Royal London director of policy Steve Webb

The cost of pensions tax relief remains largely unchanged, according to annual estimates published by HM Revenue & Customs.

The figures, published today, show the cost of pension tax relief rose slightly to £38.6bn in 2016/17 from £38.5bn in 2015/16.

The new data show a contrast to 2015/16, where the cost of tax relief leaped by £3.9bn to £38.5bn from £34.6bn in 2014/15.

Over half the cost of tax relief in respect of contributions has been made by employers, mainly into final salary pension schemes.
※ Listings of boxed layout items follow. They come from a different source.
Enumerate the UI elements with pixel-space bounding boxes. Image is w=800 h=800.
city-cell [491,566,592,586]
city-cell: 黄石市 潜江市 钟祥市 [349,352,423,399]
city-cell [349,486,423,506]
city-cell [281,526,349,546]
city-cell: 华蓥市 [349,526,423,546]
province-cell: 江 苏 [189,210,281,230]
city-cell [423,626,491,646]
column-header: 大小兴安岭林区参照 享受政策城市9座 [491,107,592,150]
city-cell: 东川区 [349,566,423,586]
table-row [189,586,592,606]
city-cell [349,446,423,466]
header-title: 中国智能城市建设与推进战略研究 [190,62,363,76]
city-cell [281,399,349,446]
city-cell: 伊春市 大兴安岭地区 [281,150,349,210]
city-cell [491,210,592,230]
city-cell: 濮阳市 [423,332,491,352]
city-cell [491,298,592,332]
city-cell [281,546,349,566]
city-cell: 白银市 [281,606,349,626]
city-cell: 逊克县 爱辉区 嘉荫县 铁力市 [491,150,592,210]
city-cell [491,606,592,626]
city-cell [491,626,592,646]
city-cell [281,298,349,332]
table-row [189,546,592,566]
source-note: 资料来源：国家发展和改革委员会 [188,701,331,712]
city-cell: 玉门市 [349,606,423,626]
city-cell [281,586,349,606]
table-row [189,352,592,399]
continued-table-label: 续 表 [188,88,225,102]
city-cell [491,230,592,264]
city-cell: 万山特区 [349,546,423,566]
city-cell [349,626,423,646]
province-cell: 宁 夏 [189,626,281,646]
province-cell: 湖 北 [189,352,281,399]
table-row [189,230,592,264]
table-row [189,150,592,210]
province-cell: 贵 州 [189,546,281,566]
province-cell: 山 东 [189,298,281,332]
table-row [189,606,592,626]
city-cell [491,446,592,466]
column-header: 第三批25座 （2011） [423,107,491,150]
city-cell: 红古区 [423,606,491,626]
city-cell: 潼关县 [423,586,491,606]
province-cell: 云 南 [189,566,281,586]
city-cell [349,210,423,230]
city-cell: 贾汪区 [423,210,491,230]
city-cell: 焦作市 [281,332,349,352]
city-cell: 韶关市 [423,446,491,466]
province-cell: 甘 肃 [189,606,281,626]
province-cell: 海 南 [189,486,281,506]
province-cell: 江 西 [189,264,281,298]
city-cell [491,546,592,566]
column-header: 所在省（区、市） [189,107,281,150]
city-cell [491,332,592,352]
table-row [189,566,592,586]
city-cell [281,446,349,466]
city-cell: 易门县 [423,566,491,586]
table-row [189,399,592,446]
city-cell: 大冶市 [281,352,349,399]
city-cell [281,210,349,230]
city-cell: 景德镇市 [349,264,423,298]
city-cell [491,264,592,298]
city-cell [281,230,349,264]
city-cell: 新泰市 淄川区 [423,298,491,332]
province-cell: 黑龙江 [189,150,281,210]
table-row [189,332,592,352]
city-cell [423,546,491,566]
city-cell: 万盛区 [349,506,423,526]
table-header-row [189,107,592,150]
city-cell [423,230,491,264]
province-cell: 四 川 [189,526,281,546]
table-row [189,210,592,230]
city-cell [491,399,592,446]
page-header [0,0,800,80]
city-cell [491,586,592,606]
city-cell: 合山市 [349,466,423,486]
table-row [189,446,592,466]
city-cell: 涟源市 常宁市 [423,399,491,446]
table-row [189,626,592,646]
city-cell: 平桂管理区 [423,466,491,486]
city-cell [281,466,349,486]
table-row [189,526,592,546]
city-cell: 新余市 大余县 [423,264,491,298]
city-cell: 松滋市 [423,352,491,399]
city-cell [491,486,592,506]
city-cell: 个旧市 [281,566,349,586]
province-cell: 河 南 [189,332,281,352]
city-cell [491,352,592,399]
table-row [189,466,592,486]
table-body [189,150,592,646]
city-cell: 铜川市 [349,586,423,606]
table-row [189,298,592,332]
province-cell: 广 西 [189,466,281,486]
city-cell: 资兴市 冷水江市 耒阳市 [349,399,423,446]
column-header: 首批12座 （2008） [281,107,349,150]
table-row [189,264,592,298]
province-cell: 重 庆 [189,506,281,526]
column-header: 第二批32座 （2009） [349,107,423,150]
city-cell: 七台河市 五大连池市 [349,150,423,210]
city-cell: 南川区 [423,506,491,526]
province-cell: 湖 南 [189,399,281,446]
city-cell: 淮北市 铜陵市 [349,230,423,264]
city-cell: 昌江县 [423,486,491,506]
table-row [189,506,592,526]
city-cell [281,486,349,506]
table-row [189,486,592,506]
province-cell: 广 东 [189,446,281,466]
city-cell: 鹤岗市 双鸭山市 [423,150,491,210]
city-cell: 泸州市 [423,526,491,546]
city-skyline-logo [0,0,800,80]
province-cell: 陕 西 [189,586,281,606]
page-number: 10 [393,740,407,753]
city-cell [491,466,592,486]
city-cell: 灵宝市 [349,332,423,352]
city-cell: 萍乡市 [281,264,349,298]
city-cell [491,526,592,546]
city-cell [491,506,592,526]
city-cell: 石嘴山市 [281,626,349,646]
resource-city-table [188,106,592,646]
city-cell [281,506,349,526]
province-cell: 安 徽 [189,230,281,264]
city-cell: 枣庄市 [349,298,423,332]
These schemes are almost all closed to new members and these contributions help meet the cost of past pension promises.

Tax relief on pension contributions made by the self-employed remains low at £700m and is barely half the level, or £1.3bn, it was in 2007/08.

Elsewhere, personal pension contributions hit a record high in 2016/17 with £24.6bn being paid into personal pensions – up from £24.3bn in 2015/16.

Royal London director of policy Steve Webb says: “Successive chancellors have viewed pension tax relief as a ‘honey pot’, convenient to dip into whenever they are short of money.

“But pensions should be a long-term business, and six cuts in the last seven years simply undermines confidence in the system.

“It is time that the chancellor committed to no more changes to tax relief for the rest of this parliament, especially now that the cost of tax relief has stabilised, so that people can plan with confidence.

“Instead, there needs to be a focus on the self-employed whose level of pension saving remains worryingly low’.”